Thursday , 5 August 2021

Women’s Leadership in Iran: a Panel Discussion.

Radiozamaneh – Mansoureh Shojaee a leading Iranian feminist author and activist, Masih Alinejad, journalist and writer and trouble maker for the Islamic Republic of Iran and Saghar Qyasi feminist researcher joined Naemeh Doustar, Zamaneh Media’s women’s section editor to talk about challenges to women’s leadership in Iran.

On the occasion of Zamaneh Media’s 10th anniversary these women, who all have been involved with the women’s movement in Iran, gathered in Amsterdam to take part in a panel discussion.

The panel stared with discussion on women participation in politics within the government and moved to representational politics of women within media and social media

Qyasi talked about discursive construction of norms that prohibits women from political participation at an executive level in the government.

Shojayee argued that there is strong evidence that the discrimination that many female politicians face in Iran is rooted in the legal obstacles to women participation in the Iranian Family Law: “the law the gives a woman’s husband the power to inhibit her from working.”

Within the establishment the group also talked about the challenges that women face coming from religious or traditional conservative background. Lack of gender sensibilities within the Iranian politics was also discussed.
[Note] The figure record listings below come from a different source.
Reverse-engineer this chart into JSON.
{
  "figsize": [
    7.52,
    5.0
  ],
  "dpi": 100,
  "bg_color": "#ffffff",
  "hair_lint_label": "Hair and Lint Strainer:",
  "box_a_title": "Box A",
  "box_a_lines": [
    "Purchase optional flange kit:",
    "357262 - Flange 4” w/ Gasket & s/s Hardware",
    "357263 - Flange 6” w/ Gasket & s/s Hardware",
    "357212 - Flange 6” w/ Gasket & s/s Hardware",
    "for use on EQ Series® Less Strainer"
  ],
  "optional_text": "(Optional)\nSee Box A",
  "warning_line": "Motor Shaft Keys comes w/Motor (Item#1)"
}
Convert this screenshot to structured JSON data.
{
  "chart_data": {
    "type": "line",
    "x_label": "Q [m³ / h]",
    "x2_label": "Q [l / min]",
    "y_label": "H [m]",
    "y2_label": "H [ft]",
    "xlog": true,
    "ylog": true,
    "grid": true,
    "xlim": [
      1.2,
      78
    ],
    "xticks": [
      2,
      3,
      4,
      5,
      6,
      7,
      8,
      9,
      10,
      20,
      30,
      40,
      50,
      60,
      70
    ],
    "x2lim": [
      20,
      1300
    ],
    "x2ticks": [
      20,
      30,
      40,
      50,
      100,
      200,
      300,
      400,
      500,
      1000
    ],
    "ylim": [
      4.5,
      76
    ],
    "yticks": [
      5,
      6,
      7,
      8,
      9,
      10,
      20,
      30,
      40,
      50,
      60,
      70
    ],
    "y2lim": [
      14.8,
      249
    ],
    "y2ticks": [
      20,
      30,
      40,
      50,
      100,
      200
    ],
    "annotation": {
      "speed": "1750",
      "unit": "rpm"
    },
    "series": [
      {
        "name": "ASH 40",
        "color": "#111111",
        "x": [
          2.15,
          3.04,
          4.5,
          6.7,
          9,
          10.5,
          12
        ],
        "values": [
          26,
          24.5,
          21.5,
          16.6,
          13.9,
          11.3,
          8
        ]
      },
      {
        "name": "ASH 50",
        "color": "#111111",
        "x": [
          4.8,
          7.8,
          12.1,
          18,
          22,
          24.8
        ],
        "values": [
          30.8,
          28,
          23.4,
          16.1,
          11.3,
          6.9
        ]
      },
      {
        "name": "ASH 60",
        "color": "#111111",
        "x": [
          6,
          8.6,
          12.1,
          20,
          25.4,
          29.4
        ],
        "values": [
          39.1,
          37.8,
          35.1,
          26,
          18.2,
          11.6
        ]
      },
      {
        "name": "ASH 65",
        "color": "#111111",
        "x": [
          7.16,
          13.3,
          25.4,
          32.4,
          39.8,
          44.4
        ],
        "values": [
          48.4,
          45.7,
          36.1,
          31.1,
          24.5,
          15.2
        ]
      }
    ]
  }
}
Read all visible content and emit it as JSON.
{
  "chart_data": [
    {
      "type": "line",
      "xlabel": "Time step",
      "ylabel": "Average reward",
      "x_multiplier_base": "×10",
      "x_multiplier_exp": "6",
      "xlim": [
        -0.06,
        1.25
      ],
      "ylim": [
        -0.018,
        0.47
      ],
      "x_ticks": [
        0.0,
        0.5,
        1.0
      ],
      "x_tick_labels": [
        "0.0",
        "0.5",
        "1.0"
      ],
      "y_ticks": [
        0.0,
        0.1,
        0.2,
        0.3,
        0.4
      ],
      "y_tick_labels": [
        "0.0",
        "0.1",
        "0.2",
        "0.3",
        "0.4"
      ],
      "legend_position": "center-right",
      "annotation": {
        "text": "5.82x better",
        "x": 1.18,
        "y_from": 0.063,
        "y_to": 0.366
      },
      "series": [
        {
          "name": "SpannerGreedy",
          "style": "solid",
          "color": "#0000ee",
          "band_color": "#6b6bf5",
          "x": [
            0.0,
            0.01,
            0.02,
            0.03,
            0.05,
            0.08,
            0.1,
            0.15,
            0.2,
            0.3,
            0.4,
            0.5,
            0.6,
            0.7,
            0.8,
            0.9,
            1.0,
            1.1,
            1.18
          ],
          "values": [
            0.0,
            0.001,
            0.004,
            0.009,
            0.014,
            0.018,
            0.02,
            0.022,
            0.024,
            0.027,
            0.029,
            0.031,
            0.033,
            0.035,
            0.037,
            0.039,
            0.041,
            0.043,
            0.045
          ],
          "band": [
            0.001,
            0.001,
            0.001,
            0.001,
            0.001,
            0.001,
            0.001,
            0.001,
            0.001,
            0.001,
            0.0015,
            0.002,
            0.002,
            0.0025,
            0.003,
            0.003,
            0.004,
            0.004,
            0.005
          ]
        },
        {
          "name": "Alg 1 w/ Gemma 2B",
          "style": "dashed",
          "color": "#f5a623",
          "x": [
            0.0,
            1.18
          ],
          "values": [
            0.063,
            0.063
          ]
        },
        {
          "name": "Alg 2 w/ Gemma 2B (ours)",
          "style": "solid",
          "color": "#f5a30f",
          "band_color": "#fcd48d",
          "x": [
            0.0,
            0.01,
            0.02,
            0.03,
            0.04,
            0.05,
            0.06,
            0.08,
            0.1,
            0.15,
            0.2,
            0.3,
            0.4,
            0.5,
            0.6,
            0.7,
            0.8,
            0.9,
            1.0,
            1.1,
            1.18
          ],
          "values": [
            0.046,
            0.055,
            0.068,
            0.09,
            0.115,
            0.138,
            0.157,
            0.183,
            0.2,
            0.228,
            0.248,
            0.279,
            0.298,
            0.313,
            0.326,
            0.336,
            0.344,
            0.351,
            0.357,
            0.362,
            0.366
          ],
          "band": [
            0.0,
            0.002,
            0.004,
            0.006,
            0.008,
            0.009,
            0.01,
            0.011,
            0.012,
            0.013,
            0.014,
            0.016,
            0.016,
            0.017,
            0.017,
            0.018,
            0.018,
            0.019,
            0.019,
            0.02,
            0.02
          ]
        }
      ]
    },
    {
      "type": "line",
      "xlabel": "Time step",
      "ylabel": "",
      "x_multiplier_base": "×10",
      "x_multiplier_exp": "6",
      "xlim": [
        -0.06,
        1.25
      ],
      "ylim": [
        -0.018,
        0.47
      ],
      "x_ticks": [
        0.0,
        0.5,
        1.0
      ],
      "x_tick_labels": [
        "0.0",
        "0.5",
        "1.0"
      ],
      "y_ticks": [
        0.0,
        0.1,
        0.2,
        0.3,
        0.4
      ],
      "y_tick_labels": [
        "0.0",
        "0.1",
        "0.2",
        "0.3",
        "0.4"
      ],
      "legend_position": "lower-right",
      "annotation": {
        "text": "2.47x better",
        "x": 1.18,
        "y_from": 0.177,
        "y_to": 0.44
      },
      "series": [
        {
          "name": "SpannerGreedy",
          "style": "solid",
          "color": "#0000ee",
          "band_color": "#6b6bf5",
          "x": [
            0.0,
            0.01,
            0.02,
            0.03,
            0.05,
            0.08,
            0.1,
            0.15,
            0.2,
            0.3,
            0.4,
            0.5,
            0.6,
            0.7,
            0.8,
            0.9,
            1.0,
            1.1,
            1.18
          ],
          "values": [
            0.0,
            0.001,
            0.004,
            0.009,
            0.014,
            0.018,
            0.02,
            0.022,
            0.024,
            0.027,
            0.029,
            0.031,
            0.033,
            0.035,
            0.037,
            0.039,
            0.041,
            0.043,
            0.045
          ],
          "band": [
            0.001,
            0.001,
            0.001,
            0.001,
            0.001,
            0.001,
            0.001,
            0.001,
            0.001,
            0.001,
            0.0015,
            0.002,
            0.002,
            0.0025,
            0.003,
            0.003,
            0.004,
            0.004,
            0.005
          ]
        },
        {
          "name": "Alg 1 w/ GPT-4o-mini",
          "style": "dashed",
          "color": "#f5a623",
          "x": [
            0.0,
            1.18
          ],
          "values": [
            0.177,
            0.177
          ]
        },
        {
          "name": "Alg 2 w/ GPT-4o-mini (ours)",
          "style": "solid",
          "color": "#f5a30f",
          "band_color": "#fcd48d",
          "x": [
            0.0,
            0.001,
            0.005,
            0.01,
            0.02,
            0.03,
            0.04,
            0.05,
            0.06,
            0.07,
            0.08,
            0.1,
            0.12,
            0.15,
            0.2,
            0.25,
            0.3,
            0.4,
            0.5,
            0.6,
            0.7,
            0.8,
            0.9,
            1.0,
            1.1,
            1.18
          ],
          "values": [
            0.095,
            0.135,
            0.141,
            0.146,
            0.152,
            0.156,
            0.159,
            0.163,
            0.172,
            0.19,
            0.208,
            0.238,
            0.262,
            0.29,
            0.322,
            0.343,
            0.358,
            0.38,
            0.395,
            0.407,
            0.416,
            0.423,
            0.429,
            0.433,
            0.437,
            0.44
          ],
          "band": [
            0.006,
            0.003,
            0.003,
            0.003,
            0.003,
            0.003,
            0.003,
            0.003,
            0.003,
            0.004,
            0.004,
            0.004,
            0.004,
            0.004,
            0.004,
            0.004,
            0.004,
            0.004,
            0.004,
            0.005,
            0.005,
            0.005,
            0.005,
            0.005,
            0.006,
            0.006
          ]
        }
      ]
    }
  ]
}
Watch the panel discussion:

Alinejad as a former parliamentary journalist however, raised this point that women in politics in Iran are not necessarily working towards the demands of women or the Iranian women’s movement.

Recalling stories from her time as a journalist working in Majlis, the Iranian parliament, she said that all the feminist groups were red-lined and she could not associated with them if she wanted to continue her job as a parliamentary journalist. However one day she went to an underground meeting with Mansoureh Shojayee and realized the freedoms the feminists were fighting for were never included in her coverage of the parliament and female parliamentarians.

Alinejad now believes that the only way female politicians in Iran can be represent the Iranian women and their demands is through the empowerment of Iranian women, to raise their voice and make their demands matter in politics: “politicians always ignore small issues. If we want more women in politics, we have to know what we want from them and we have to let ordinary people inside Iran decide that…Make those politicians responsible about women.”

The panel decided that although many Iranian women’s rights activists have been pushed to exile, the women’s movement is still alive and can benefit from the work of those are in Diaspora as well as those who are inside Iran.